Oui, la VMC double flux fonctionne toute l’année. En été, la plupart des modèles disposent d’un « bypass » qui contourne l’échangeur thermique pendant les nuits fraîches, permettant d’introduire directement l’air extérieur plus frais sans le réchauffer. Certains systèmes haut de gamme offrent même un rafraîchissement passif limité. L’Institut Bruxellois pour la Gestion de l’Environnement évalue le potentiel de rafraîchissement à 2-3°C dans les conditions optimales.
La VMC double flux élimine-t-elle les allergènes ?

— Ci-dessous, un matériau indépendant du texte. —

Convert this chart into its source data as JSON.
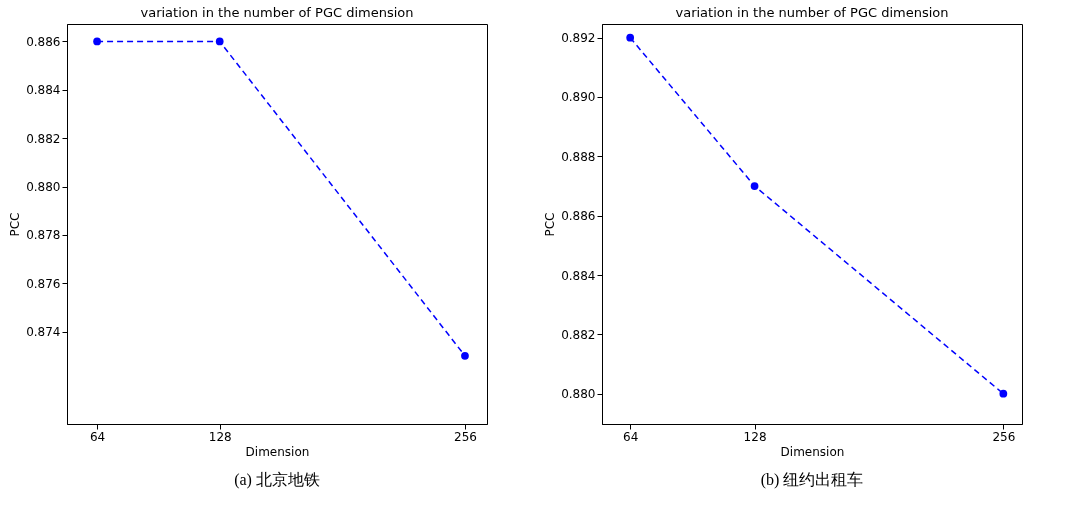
{
  "chart_data": [
    {
      "type": "line",
      "title": "variation in the number of PGC dimension",
      "xlabel": "Dimension",
      "ylabel": "PCC",
      "x": [
        64,
        128,
        256
      ],
      "series": [
        {
          "color": "#0000ff",
          "values": [
            0.886,
            0.886,
            0.873
          ]
        }
      ],
      "xlim": [
        48.3,
        267.5
      ],
      "ylim": [
        0.87018,
        0.88672
      ],
      "xticks": [
        64,
        128,
        256
      ],
      "yticks": [
        {
          "value": 0.874,
          "label": "0.874"
        },
        {
          "value": 0.876,
          "label": "0.876"
        },
        {
          "value": 0.878,
          "label": "0.878"
        },
        {
          "value": 0.88,
          "label": "0.880"
        },
        {
          "value": 0.882,
          "label": "0.882"
        },
        {
          "value": 0.884,
          "label": "0.884"
        },
        {
          "value": 0.886,
          "label": "0.886"
        }
      ],
      "marker": "circle",
      "line_style": "dashed",
      "annotations": [
        "(a) 北京地铁"
      ]
    },
    {
      "type": "line",
      "title": "variation in the number of PGC dimension",
      "xlabel": "Dimension",
      "ylabel": "PCC",
      "x": [
        64,
        128,
        256
      ],
      "series": [
        {
          "color": "#0000ff",
          "values": [
            0.892,
            0.887,
            0.88
          ]
        }
      ],
      "xlim": [
        49.5,
        265.6
      ],
      "ylim": [
        0.87898,
        0.89246
      ],
      "xticks": [
        64,
        128,
        256
      ],
      "yticks": [
        {
          "value": 0.88,
          "label": "0.880"
        },
        {
          "value": 0.882,
          "label": "0.882"
        },
        {
          "value": 0.884,
          "label": "0.884"
        },
        {
          "value": 0.886,
          "label": "0.886"
        },
        {
          "value": 0.888,
          "label": "0.888"
        },
        {
          "value": 0.89,
          "label": "0.890"
        },
        {
          "value": 0.892,
          "label": "0.892"
        }
      ],
      "marker": "circle",
      "line_style": "dashed",
      "annotations": [
        "(b) 纽约出租车"
      ]
    }
  ]
}
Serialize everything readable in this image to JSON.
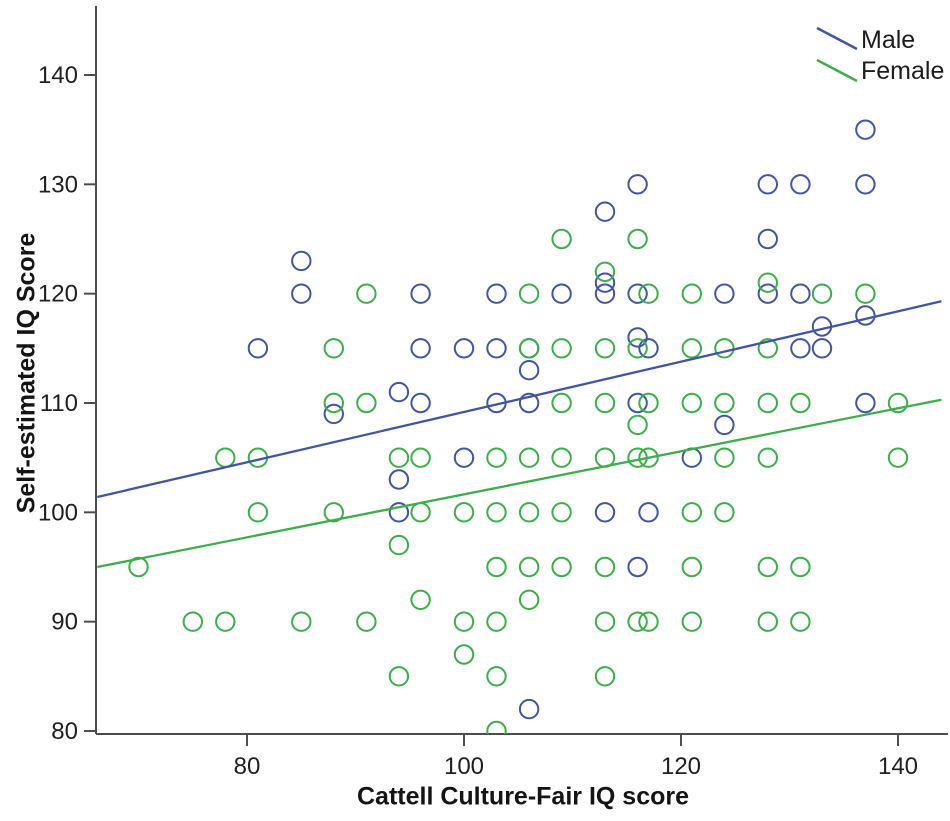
{
  "chart": {
    "x_axis": {
      "label": "Cattell Culture-Fair IQ score",
      "ticks": [
        80,
        100,
        120,
        140
      ]
    },
    "y_axis": {
      "label": "Self-estimated IQ Score",
      "ticks": [
        80,
        90,
        100,
        110,
        120,
        130,
        140
      ]
    },
    "legend": [
      {
        "name": "Male",
        "color": "#4255a4"
      },
      {
        "name": "Female",
        "color": "#3dae49"
      }
    ]
  },
  "chart_data": {
    "type": "scatter",
    "title": "",
    "xlabel": "Cattell Culture-Fair IQ score",
    "ylabel": "Self-estimated IQ Score",
    "xlim": [
      66,
      145
    ],
    "ylim": [
      79.5,
      146
    ],
    "grid": false,
    "legend_position": "top-right",
    "marker": "open-circle",
    "series": [
      {
        "name": "Male",
        "color": "#4255a4",
        "points": [
          [
            137,
            135
          ],
          [
            116,
            130
          ],
          [
            128,
            130
          ],
          [
            131,
            130
          ],
          [
            137,
            130
          ],
          [
            113,
            127.5
          ],
          [
            128,
            125
          ],
          [
            85,
            123
          ],
          [
            113,
            121
          ],
          [
            85,
            120
          ],
          [
            96,
            120
          ],
          [
            103,
            120
          ],
          [
            109,
            120
          ],
          [
            113,
            120
          ],
          [
            116,
            120
          ],
          [
            124,
            120
          ],
          [
            128,
            120
          ],
          [
            131,
            120
          ],
          [
            137,
            118
          ],
          [
            133,
            117
          ],
          [
            116,
            116
          ],
          [
            81,
            115
          ],
          [
            96,
            115
          ],
          [
            100,
            115
          ],
          [
            103,
            115
          ],
          [
            106,
            115
          ],
          [
            117,
            115
          ],
          [
            131,
            115
          ],
          [
            133,
            115
          ],
          [
            106,
            113
          ],
          [
            94,
            111
          ],
          [
            96,
            110
          ],
          [
            103,
            110
          ],
          [
            106,
            110
          ],
          [
            116,
            110
          ],
          [
            137,
            110
          ],
          [
            88,
            109
          ],
          [
            124,
            108
          ],
          [
            100,
            105
          ],
          [
            121,
            105
          ],
          [
            94,
            103
          ],
          [
            94,
            100
          ],
          [
            113,
            100
          ],
          [
            117,
            100
          ],
          [
            116,
            95
          ],
          [
            106,
            82
          ]
        ]
      },
      {
        "name": "Female",
        "color": "#3dae49",
        "points": [
          [
            109,
            125
          ],
          [
            116,
            125
          ],
          [
            113,
            122
          ],
          [
            128,
            121
          ],
          [
            91,
            120
          ],
          [
            106,
            120
          ],
          [
            117,
            120
          ],
          [
            121,
            120
          ],
          [
            133,
            120
          ],
          [
            137,
            120
          ],
          [
            88,
            115
          ],
          [
            106,
            115
          ],
          [
            109,
            115
          ],
          [
            113,
            115
          ],
          [
            116,
            115
          ],
          [
            121,
            115
          ],
          [
            124,
            115
          ],
          [
            128,
            115
          ],
          [
            88,
            110
          ],
          [
            91,
            110
          ],
          [
            109,
            110
          ],
          [
            113,
            110
          ],
          [
            117,
            110
          ],
          [
            121,
            110
          ],
          [
            124,
            110
          ],
          [
            128,
            110
          ],
          [
            131,
            110
          ],
          [
            140,
            110
          ],
          [
            116,
            108
          ],
          [
            78,
            105
          ],
          [
            81,
            105
          ],
          [
            94,
            105
          ],
          [
            96,
            105
          ],
          [
            103,
            105
          ],
          [
            106,
            105
          ],
          [
            109,
            105
          ],
          [
            113,
            105
          ],
          [
            116,
            105
          ],
          [
            117,
            105
          ],
          [
            124,
            105
          ],
          [
            128,
            105
          ],
          [
            140,
            105
          ],
          [
            81,
            100
          ],
          [
            88,
            100
          ],
          [
            96,
            100
          ],
          [
            100,
            100
          ],
          [
            103,
            100
          ],
          [
            106,
            100
          ],
          [
            109,
            100
          ],
          [
            121,
            100
          ],
          [
            124,
            100
          ],
          [
            94,
            97
          ],
          [
            70,
            95
          ],
          [
            103,
            95
          ],
          [
            106,
            95
          ],
          [
            109,
            95
          ],
          [
            113,
            95
          ],
          [
            121,
            95
          ],
          [
            128,
            95
          ],
          [
            131,
            95
          ],
          [
            96,
            92
          ],
          [
            106,
            92
          ],
          [
            75,
            90
          ],
          [
            78,
            90
          ],
          [
            85,
            90
          ],
          [
            91,
            90
          ],
          [
            100,
            90
          ],
          [
            103,
            90
          ],
          [
            113,
            90
          ],
          [
            116,
            90
          ],
          [
            117,
            90
          ],
          [
            121,
            90
          ],
          [
            128,
            90
          ],
          [
            131,
            90
          ],
          [
            100,
            87
          ],
          [
            94,
            85
          ],
          [
            103,
            85
          ],
          [
            113,
            85
          ],
          [
            103,
            80
          ]
        ]
      }
    ],
    "trend_lines": [
      {
        "name": "Male",
        "color": "#4255a4",
        "x1": 66.2,
        "y1": 101.4,
        "x2": 144.0,
        "y2": 119.3
      },
      {
        "name": "Female",
        "color": "#3dae49",
        "x1": 66.2,
        "y1": 95.0,
        "x2": 144.0,
        "y2": 110.3
      }
    ]
  }
}
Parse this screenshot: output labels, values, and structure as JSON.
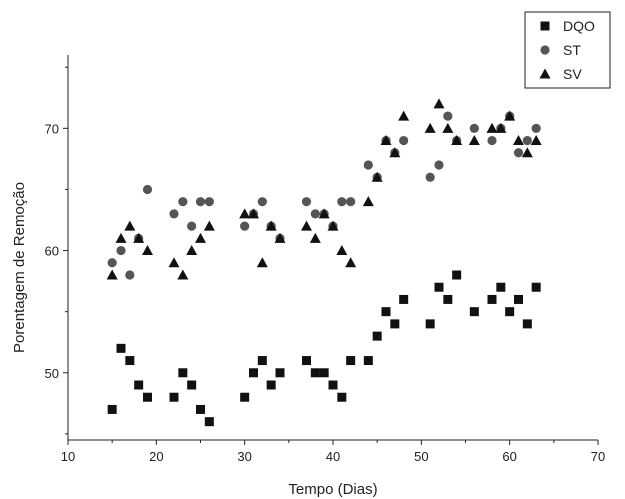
{
  "chart_data": {
    "type": "scatter",
    "title": "",
    "xlabel": "Tempo (Dias)",
    "ylabel": "Porentagem de Remoção",
    "xlim": [
      10,
      70
    ],
    "ylim": [
      44.5,
      76
    ],
    "xticks": [
      10,
      20,
      30,
      40,
      50,
      60,
      70
    ],
    "yticks": [
      50,
      60,
      70
    ],
    "grid": false,
    "legend_position": "top-right",
    "series": [
      {
        "name": "DQO",
        "marker": "square",
        "color": "#111111",
        "points": [
          [
            15,
            47
          ],
          [
            16,
            52
          ],
          [
            17,
            51
          ],
          [
            18,
            49
          ],
          [
            19,
            48
          ],
          [
            22,
            48
          ],
          [
            23,
            50
          ],
          [
            24,
            49
          ],
          [
            25,
            47
          ],
          [
            26,
            46
          ],
          [
            30,
            48
          ],
          [
            31,
            50
          ],
          [
            32,
            51
          ],
          [
            33,
            49
          ],
          [
            34,
            50
          ],
          [
            37,
            51
          ],
          [
            38,
            50
          ],
          [
            39,
            50
          ],
          [
            40,
            49
          ],
          [
            41,
            48
          ],
          [
            42,
            51
          ],
          [
            44,
            51
          ],
          [
            45,
            53
          ],
          [
            46,
            55
          ],
          [
            47,
            54
          ],
          [
            48,
            56
          ],
          [
            51,
            54
          ],
          [
            52,
            57
          ],
          [
            53,
            56
          ],
          [
            54,
            58
          ],
          [
            56,
            55
          ],
          [
            58,
            56
          ],
          [
            59,
            57
          ],
          [
            60,
            55
          ],
          [
            61,
            56
          ],
          [
            62,
            54
          ],
          [
            63,
            57
          ]
        ]
      },
      {
        "name": "ST",
        "marker": "circle",
        "color": "#555555",
        "points": [
          [
            15,
            59
          ],
          [
            16,
            60
          ],
          [
            17,
            58
          ],
          [
            18,
            61
          ],
          [
            19,
            65
          ],
          [
            22,
            63
          ],
          [
            23,
            64
          ],
          [
            24,
            62
          ],
          [
            25,
            64
          ],
          [
            26,
            64
          ],
          [
            30,
            62
          ],
          [
            31,
            63
          ],
          [
            32,
            64
          ],
          [
            33,
            62
          ],
          [
            34,
            61
          ],
          [
            37,
            64
          ],
          [
            38,
            63
          ],
          [
            39,
            63
          ],
          [
            40,
            62
          ],
          [
            41,
            64
          ],
          [
            42,
            64
          ],
          [
            44,
            67
          ],
          [
            45,
            66
          ],
          [
            46,
            69
          ],
          [
            47,
            68
          ],
          [
            48,
            69
          ],
          [
            51,
            66
          ],
          [
            52,
            67
          ],
          [
            53,
            71
          ],
          [
            54,
            69
          ],
          [
            56,
            70
          ],
          [
            58,
            69
          ],
          [
            59,
            70
          ],
          [
            60,
            71
          ],
          [
            61,
            68
          ],
          [
            62,
            69
          ],
          [
            63,
            70
          ]
        ]
      },
      {
        "name": "SV",
        "marker": "triangle",
        "color": "#111111",
        "points": [
          [
            15,
            58
          ],
          [
            16,
            61
          ],
          [
            17,
            62
          ],
          [
            18,
            61
          ],
          [
            19,
            60
          ],
          [
            22,
            59
          ],
          [
            23,
            58
          ],
          [
            24,
            60
          ],
          [
            25,
            61
          ],
          [
            26,
            62
          ],
          [
            30,
            63
          ],
          [
            31,
            63
          ],
          [
            32,
            59
          ],
          [
            33,
            62
          ],
          [
            34,
            61
          ],
          [
            37,
            62
          ],
          [
            38,
            61
          ],
          [
            39,
            63
          ],
          [
            40,
            62
          ],
          [
            41,
            60
          ],
          [
            42,
            59
          ],
          [
            44,
            64
          ],
          [
            45,
            66
          ],
          [
            46,
            69
          ],
          [
            47,
            68
          ],
          [
            48,
            71
          ],
          [
            51,
            70
          ],
          [
            52,
            72
          ],
          [
            53,
            70
          ],
          [
            54,
            69
          ],
          [
            56,
            69
          ],
          [
            58,
            70
          ],
          [
            59,
            70
          ],
          [
            60,
            71
          ],
          [
            61,
            69
          ],
          [
            62,
            68
          ],
          [
            63,
            69
          ]
        ]
      }
    ]
  }
}
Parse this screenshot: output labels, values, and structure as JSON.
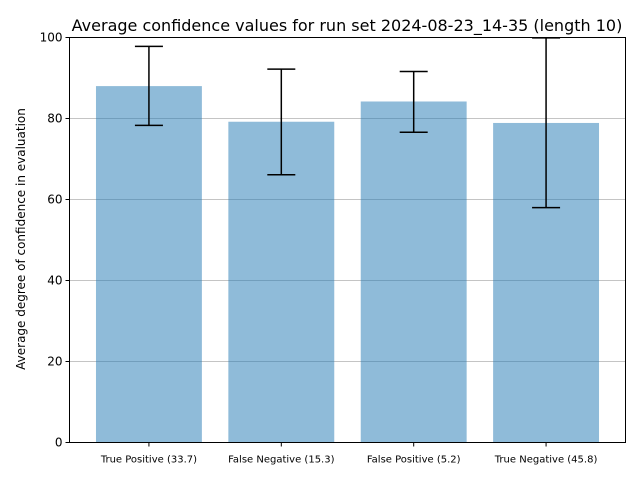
{
  "chart_data": {
    "type": "bar",
    "title": "Average confidence values for run set 2024-08-23_14-35 (length 10)",
    "xlabel": "",
    "ylabel": "Average degree of confidence in evaluation",
    "ylim": [
      0,
      100
    ],
    "yticks": [
      0,
      20,
      40,
      60,
      80,
      100
    ],
    "grid": "y",
    "colors": {
      "bar": "#1f77b4",
      "grid": "#b0b0b0"
    },
    "categories": [
      "True Positive (33.7)",
      "False Negative (15.3)",
      "False Positive (5.2)",
      "True Negative (45.8)"
    ],
    "values": [
      88.0,
      79.2,
      84.2,
      78.9
    ],
    "error_low": [
      78.3,
      66.1,
      76.6,
      58.0
    ],
    "error_high": [
      97.8,
      92.2,
      91.6,
      99.9
    ]
  }
}
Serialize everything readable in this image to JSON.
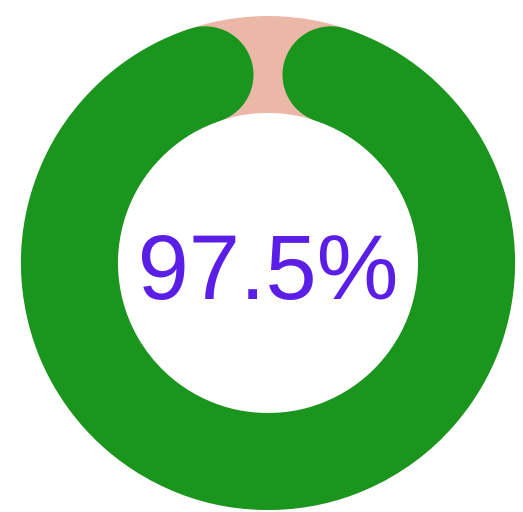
{
  "chart_data": {
    "type": "progress-ring",
    "value": 97.5,
    "value_label": "97.5%",
    "max": 100,
    "color": "#1a961f",
    "track_color": "#ebb8a8",
    "label_color": "#5a1ee6"
  }
}
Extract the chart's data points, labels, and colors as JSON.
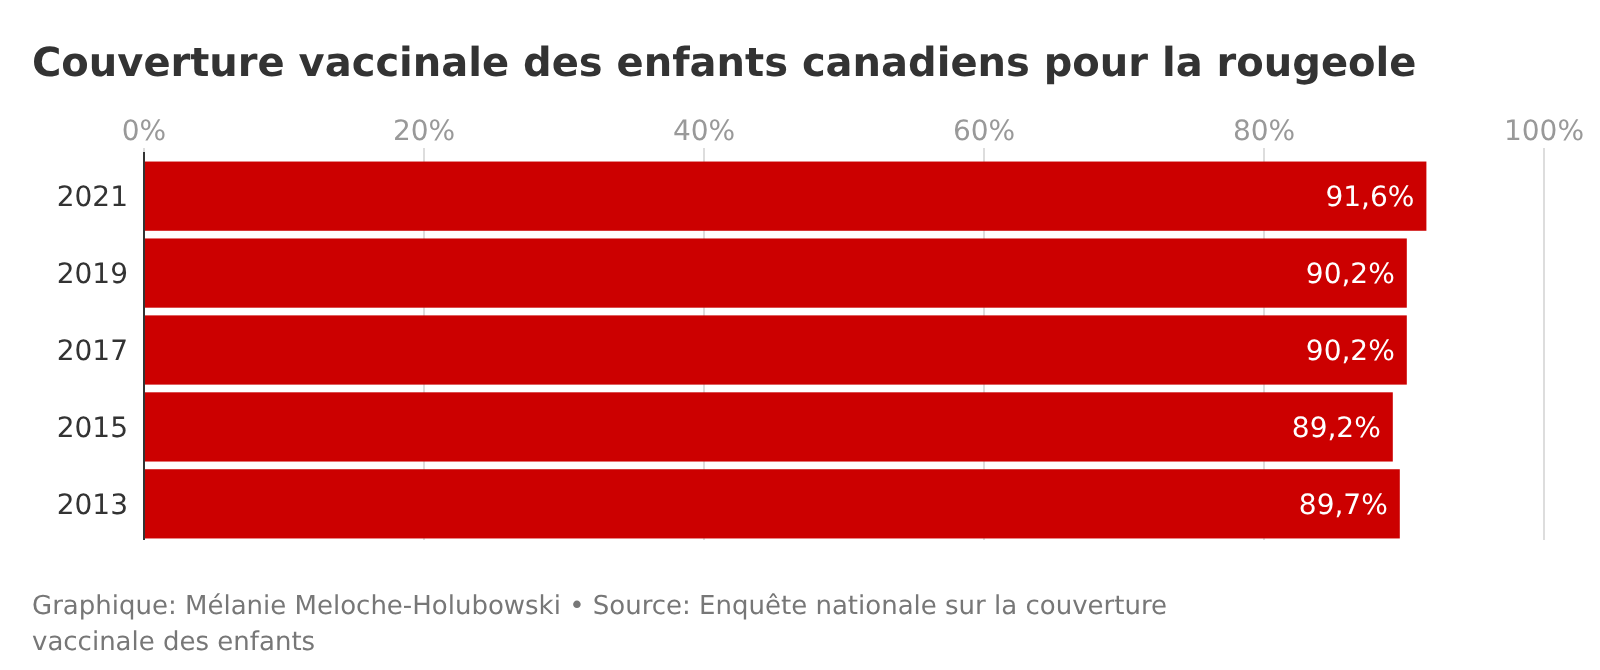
{
  "chart_data": {
    "type": "bar",
    "orientation": "horizontal",
    "title": "Couverture vaccinale des enfants canadiens pour la rougeole",
    "categories": [
      "2021",
      "2019",
      "2017",
      "2015",
      "2013"
    ],
    "values": [
      91.6,
      90.2,
      90.2,
      89.2,
      89.7
    ],
    "value_labels": [
      "91,6%",
      "90,2%",
      "90,2%",
      "89,2%",
      "89,7%"
    ],
    "color": "#cc0000",
    "xlim": [
      0,
      100
    ],
    "xticks": [
      {
        "value": 0,
        "label": "0%"
      },
      {
        "value": 20,
        "label": "20%"
      },
      {
        "value": 40,
        "label": "40%"
      },
      {
        "value": 60,
        "label": "60%"
      },
      {
        "value": 80,
        "label": "80%"
      },
      {
        "value": 100,
        "label": "100%"
      }
    ],
    "grid": "x",
    "annotations": [
      "Graphique: Mélanie Meloche-Holubowski • Source: Enquête nationale sur la couverture vaccinale des enfants"
    ]
  }
}
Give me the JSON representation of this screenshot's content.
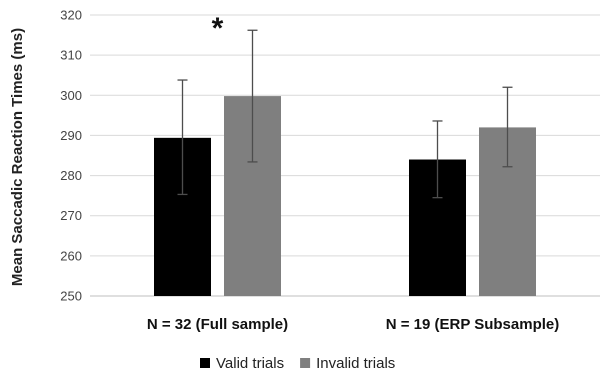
{
  "chart_data": {
    "type": "bar",
    "title": "",
    "xlabel": "",
    "ylabel": "Mean Saccadic Reaction Times (ms)",
    "ylim": [
      250,
      320
    ],
    "yticks": [
      "250",
      "260",
      "270",
      "280",
      "290",
      "300",
      "310",
      "320"
    ],
    "grid": true,
    "legend_position": "bottom",
    "categories": [
      "N = 32 (Full sample)",
      "N = 19 (ERP Subsample)"
    ],
    "series": [
      {
        "name": "Valid trials",
        "color": "#000000",
        "values": [
          289.4,
          284.0
        ],
        "error_low": [
          275.3,
          274.5
        ],
        "error_high": [
          303.8,
          293.6
        ]
      },
      {
        "name": "Invalid trials",
        "color": "#7f7f7f",
        "values": [
          299.8,
          292.0
        ],
        "error_low": [
          283.4,
          282.2
        ],
        "error_high": [
          316.2,
          302.0
        ]
      }
    ],
    "annotations": [
      {
        "text": "*",
        "category": 0
      }
    ]
  }
}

Grâce à ses filtres, une VMC double flux peut capturer une grande partie des allergènes comme les pollens, les spores de moisissures et les particules fines. Les filtres standards (G4) capturent les grosses particules, tandis que les filtres fins (F7 ou F9) peuvent filtrer jusqu’à 95% des particules fines et pollens. Selon une étude de l’Observatoire de la Qualité de l’Air Intérieur, une ventilation double flux bien entretenue peut réduire significativement les concentrations d’allergènes dans l’air intérieur.
Quelle différence entre VMC simple flux et double flux ?
La VMC simple flux extrait l’air vicié mais laisse entrer l’air neuf par des entrées d’air dans les menuiseries, sans récupération d’énergie. La VMC double flux extrait l’air vicié ET insuffle mécaniquement l’air neuf après l’avoir préchauffé grâce à l’échangeur thermique. Le simple flux coûte 3 à 4 fois moins cher à l’installation mais n’offre pas d’économies d’énergie significatives. Le Centre Scientifique et Technique du Bâtiment estime que le double flux permet des économies de chauffage 2 à 3 fois supérieures au simple flux.